Calvin Coolidge had the good fortune to occupy the White House at a time of national peace and prosperity, inheriting the job on the death of Warren Harding in 1923, and resigning of his own accord, in advance of the Wall Street crash of 1929. The events of his two terms are not much remembered, and neither is he. His memoirs could be of interest only to someone trying to investigate the astonishing corruption of Harding’s cabinet (in which he sat, as Vice-President), and wondering what he might have to say about it. The answer is that he says precisely nothing.
That, at least, is in character, for ‘Silent Cal’ would become a running joke as president. Supposedly a woman seated beside him at dinner said “Someone’s just bet me I won’t get more than two words out of you”, to which he replied “You lost.” If that wasn’t true, then it should have been, and his taciturnity extends into this little volume, perhaps the only presidential memoirs that a man can comfortably lift.
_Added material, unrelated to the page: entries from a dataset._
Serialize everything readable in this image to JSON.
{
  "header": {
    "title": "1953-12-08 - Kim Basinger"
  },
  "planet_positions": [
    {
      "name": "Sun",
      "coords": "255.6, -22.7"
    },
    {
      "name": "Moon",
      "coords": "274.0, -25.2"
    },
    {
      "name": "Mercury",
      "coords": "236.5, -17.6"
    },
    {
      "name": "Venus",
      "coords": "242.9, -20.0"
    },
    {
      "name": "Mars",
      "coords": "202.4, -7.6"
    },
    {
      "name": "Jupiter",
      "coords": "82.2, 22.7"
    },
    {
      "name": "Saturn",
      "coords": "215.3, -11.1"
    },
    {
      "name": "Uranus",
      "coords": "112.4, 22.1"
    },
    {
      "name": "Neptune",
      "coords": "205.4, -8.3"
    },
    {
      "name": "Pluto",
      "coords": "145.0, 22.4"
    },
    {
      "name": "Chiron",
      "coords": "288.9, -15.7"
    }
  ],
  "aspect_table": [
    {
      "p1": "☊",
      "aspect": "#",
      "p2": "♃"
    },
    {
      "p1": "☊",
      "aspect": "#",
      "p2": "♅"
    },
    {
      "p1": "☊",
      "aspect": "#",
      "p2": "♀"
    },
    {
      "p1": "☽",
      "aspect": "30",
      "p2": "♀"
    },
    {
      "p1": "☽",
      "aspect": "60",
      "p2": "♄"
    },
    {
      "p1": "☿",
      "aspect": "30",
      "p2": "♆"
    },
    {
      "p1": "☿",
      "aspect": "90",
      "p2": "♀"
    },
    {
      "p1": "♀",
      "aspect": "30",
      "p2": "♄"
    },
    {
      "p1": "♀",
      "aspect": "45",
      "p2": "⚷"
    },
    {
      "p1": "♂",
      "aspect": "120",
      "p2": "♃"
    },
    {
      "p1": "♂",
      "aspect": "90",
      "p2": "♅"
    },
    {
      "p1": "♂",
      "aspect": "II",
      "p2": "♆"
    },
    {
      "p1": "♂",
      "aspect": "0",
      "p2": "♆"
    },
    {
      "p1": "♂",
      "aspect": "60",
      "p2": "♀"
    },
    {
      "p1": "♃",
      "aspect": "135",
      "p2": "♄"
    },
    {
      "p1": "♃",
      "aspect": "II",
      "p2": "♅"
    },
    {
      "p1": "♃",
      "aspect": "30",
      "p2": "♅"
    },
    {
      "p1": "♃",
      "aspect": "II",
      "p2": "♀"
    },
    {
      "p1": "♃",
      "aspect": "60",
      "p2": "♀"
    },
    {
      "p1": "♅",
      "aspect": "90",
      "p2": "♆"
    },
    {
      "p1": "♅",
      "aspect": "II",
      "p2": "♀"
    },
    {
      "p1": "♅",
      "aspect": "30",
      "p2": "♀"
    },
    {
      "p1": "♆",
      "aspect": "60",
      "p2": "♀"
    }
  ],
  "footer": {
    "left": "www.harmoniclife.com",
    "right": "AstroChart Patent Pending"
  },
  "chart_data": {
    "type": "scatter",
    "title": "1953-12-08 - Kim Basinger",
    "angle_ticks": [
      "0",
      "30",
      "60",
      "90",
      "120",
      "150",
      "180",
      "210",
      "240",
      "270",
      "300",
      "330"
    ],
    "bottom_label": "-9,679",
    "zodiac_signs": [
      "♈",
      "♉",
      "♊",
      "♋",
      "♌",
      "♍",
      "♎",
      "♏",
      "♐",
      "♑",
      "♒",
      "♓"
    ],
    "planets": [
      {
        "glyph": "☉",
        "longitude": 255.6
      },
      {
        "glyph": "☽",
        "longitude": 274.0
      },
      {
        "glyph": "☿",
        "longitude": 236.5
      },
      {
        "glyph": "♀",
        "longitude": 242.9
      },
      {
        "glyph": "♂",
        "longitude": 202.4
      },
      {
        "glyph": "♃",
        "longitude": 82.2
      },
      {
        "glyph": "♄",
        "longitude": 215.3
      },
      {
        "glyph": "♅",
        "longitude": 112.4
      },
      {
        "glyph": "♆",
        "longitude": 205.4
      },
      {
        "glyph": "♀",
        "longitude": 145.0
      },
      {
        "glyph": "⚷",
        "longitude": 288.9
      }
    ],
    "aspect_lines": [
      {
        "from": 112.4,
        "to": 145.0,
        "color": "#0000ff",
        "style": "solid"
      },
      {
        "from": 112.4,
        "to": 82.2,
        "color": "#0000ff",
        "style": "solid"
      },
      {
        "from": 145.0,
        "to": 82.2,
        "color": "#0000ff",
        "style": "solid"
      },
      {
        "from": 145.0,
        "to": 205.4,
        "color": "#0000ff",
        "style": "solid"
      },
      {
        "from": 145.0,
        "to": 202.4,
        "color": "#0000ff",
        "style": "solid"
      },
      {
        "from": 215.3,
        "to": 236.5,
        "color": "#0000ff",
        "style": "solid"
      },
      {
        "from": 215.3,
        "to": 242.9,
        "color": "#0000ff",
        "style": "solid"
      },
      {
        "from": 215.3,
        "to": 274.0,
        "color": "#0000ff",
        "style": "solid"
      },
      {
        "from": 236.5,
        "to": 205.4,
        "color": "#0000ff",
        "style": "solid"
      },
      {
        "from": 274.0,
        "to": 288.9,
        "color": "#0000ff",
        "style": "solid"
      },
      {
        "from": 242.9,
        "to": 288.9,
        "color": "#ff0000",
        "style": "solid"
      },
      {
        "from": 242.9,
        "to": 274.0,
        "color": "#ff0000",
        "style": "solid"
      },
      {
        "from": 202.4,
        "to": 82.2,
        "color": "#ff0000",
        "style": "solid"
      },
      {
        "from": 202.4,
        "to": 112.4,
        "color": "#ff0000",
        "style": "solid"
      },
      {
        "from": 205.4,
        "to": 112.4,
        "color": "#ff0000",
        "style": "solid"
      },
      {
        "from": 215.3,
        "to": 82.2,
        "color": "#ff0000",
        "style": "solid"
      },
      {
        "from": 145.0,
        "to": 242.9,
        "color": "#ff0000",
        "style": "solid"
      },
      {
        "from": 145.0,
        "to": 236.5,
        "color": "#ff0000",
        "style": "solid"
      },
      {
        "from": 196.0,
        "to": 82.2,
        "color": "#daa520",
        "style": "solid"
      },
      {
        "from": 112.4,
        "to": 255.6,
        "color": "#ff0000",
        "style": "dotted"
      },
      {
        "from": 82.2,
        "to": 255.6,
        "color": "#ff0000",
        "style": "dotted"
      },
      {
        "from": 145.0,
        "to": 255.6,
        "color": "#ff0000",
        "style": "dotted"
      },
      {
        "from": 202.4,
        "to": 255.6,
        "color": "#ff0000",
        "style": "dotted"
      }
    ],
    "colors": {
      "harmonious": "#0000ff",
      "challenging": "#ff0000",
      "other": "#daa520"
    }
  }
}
But don’t look for any miracles of distillation here. The first and better half simply describes a frugal upbringing in small-town Vermont and a good education at Amherst College. The second half, covering the White House years, is disappointingly unrevealing, mostly dry little lectures about how to delegate responsibility.
Entirely absent, for example, is anything about his lively and popular First Lady, except a single sentence, sounding like something on a gravestone. Actually it was Harding’s First Lady I was hoping to hear more about - so dominant in her husband’s career, even helping to select his cabinet, that she must have known more about the scandals than she ever let on.